As expected, Halladay joined the legendary New York Yankees who were closer to Rivera who was also elected to the Hall of Fame in the first year of compliance and became the first unanimous choice, appearing in all 425 ballots submitted. This surpassed the previous record set by Ken Griffey Jr. in 2016 with 99.32 percent.

Hailing from Panama City, Panama, Rivera is Major League Baseball's all-time rescue leader with 652.

Signed by the Yankees for $ 2,000 from February 17, 1990 at the age of 20, Rivera had a hole in her shoe during the trial.

All-Star 13 times, Rivera spent 19 seasons in the big league, all with the Yankees, winning the World Series on five occasions. Rivera starred in the postseason, posting a 0.70 run average obtained and 42 saves.

Rivera's 952 matches were completed and 205 ERA + was an all-time record. The 1,000 WHIP is the lowest among retired pitchers (with a minimum of 1,000 pitched innings) in the Live-Ball Era.

Completing his career in 2013, Rivera posted signs throughout the period of 82-60 with 2.21 ERA over 1,115 appearances at 1,283.2 IPs.

56.3 WAR is the highest career among busters.

Martinez finally became the Hall of Famer.

The Seattle Mariner career reached Cooperstown in the ninth year in voting. Martinez received 85.4 percent, up from 70.4 percent last year.

Originally from Dorado, PR, Martinez was a career hitter of 0.312, winning batting titles in 1992 and 1995.

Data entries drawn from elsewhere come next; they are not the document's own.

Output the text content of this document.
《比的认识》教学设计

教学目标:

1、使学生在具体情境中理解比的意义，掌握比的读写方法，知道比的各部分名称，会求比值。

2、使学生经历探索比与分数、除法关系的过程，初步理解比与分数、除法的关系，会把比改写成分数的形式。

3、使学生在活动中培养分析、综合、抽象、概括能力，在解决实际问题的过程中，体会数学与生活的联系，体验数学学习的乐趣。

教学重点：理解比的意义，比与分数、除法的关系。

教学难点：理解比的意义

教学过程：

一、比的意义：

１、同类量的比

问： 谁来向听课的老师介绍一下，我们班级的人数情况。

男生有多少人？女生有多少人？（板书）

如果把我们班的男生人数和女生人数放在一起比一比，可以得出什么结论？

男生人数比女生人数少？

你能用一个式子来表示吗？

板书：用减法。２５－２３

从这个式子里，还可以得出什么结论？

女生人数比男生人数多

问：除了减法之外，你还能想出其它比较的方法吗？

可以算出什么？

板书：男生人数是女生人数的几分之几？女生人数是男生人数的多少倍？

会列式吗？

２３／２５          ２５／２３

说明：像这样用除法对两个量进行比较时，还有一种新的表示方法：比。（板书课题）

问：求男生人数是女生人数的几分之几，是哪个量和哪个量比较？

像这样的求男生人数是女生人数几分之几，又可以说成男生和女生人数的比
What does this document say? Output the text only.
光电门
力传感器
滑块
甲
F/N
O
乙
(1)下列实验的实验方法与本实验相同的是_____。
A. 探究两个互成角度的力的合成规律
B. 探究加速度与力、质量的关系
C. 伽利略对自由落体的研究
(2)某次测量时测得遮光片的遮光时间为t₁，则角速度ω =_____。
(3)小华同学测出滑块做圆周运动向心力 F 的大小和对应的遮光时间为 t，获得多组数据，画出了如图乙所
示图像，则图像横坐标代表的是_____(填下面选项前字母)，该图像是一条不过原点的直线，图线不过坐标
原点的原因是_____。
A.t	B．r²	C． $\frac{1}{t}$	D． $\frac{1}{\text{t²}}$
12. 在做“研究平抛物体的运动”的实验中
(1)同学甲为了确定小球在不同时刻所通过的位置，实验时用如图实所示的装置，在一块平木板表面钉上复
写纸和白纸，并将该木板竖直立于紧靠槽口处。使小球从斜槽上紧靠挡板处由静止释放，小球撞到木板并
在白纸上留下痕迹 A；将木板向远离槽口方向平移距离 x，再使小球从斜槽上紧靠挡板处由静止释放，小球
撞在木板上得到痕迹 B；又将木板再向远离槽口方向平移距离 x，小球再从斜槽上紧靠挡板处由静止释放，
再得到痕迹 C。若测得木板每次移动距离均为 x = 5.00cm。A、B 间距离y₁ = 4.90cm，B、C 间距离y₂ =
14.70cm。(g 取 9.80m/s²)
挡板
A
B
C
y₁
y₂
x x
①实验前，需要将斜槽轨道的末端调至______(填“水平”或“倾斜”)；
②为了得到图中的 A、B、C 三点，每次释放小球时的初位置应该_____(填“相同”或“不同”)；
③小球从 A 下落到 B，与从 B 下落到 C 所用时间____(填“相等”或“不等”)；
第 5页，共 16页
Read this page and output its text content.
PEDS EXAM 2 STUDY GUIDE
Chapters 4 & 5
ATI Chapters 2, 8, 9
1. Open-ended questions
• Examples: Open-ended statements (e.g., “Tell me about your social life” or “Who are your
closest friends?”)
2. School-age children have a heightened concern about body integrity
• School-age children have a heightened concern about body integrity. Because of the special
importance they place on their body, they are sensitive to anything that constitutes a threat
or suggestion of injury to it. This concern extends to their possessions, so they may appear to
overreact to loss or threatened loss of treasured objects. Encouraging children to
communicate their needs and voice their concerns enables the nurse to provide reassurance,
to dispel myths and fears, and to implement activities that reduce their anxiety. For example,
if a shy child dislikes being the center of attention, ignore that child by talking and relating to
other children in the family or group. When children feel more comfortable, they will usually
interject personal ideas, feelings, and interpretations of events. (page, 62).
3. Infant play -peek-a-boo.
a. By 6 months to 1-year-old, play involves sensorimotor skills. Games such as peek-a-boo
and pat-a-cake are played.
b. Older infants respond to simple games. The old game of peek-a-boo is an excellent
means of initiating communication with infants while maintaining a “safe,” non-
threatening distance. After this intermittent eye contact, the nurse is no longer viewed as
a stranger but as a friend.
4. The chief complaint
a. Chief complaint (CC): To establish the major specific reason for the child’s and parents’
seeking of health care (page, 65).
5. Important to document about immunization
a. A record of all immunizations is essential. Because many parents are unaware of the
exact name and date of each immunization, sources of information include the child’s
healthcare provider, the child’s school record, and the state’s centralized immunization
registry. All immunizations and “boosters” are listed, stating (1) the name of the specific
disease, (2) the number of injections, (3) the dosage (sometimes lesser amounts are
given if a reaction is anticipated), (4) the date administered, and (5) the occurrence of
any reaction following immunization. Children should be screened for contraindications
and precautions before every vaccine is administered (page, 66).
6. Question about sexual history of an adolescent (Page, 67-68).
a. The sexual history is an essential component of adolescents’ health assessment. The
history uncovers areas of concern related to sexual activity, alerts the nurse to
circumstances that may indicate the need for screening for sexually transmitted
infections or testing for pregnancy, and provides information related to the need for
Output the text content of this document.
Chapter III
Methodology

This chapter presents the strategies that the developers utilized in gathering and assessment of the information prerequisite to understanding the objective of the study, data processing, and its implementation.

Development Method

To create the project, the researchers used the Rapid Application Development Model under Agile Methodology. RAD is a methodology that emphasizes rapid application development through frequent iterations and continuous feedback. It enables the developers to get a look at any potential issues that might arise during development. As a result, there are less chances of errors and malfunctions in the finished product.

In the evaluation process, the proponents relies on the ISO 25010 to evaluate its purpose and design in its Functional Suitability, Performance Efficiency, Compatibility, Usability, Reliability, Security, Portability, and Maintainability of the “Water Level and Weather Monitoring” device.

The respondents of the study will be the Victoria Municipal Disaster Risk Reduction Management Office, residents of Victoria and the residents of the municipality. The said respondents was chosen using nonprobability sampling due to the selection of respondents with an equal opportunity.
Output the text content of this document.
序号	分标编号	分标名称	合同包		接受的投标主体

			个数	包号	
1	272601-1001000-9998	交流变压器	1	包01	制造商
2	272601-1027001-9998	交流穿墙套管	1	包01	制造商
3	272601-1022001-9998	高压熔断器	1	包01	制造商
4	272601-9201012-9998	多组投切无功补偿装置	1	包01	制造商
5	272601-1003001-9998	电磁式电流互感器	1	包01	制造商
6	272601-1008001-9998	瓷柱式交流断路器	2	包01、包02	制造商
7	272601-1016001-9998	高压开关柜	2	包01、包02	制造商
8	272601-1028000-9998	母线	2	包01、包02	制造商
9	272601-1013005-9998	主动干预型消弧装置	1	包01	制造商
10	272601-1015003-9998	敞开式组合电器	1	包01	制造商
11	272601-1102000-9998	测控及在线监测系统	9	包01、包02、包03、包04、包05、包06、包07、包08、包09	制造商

Starting his 18-year career in 1987 as the third baseman 1,403 out of 2,067 career games Martinez came to the designated bat, making him the first DH dominated to reach Cooperstown. ML DH's Outstanding Award – won five times by Martinez – was renamed Edgar Martinez Award in 2004.

As a Silver Slugger winner five times, Martinez has 309 home runs, 1,261 struggles and OPS 0.933 for his career.

Her career career 68.4 is 80th all the time.

Mussina got her call in the sixth year on voting, voting at 76.70 percent, up from 63.5 percent last season.

Hailing from Williamsport, PA, Mussina spent 18 years in majors – 10 with the Baltimore Orioles and the last eight with the Yankees.

20th overall pick from Stanford in the 1990 MLB Amateur Draft, Mussina was an All-Star winner five times and seven times the Golden Gloves. Although he never won Cy Young, Mussina finished fifth in the election on six occasions.

He retired after the 2008 season, posting a 20-8 mark at 39 years old, becoming the winner of the first 20 oldest matches in MLB history. Mussina recorded a total of two digit wins in each year of her career except for her rookie season.

Mussina completed her career with a value of 270-153 at 3,562.2 IP over 537 appearances with ERA 3.68 and WHIP 1,192.

82.9 WAR pitching was sixth among pitchers in the DH era, only behind Roger Clemens, Randy Johnson, Greg Maddux, Pedro Martinez and Bert Blyleven.

The next closest finisher is Curt Schilling (60.9), Clemens (59.5) and Barry Bonds (59.1).

Maple Ridge, B.C. Larry Walker reappeared in the ninth year of voting, receiving 54.6 percent of the vote, but up from 34.1 percent last year. Next year will be Walker's last shot in the ensemble.

Former Jays idler Fred McGriff, in his final year of eligibility, fell from the vote with 39.8 percent.

The 2019 Baseball Hall of Fame Class will be set to be captured on July 21.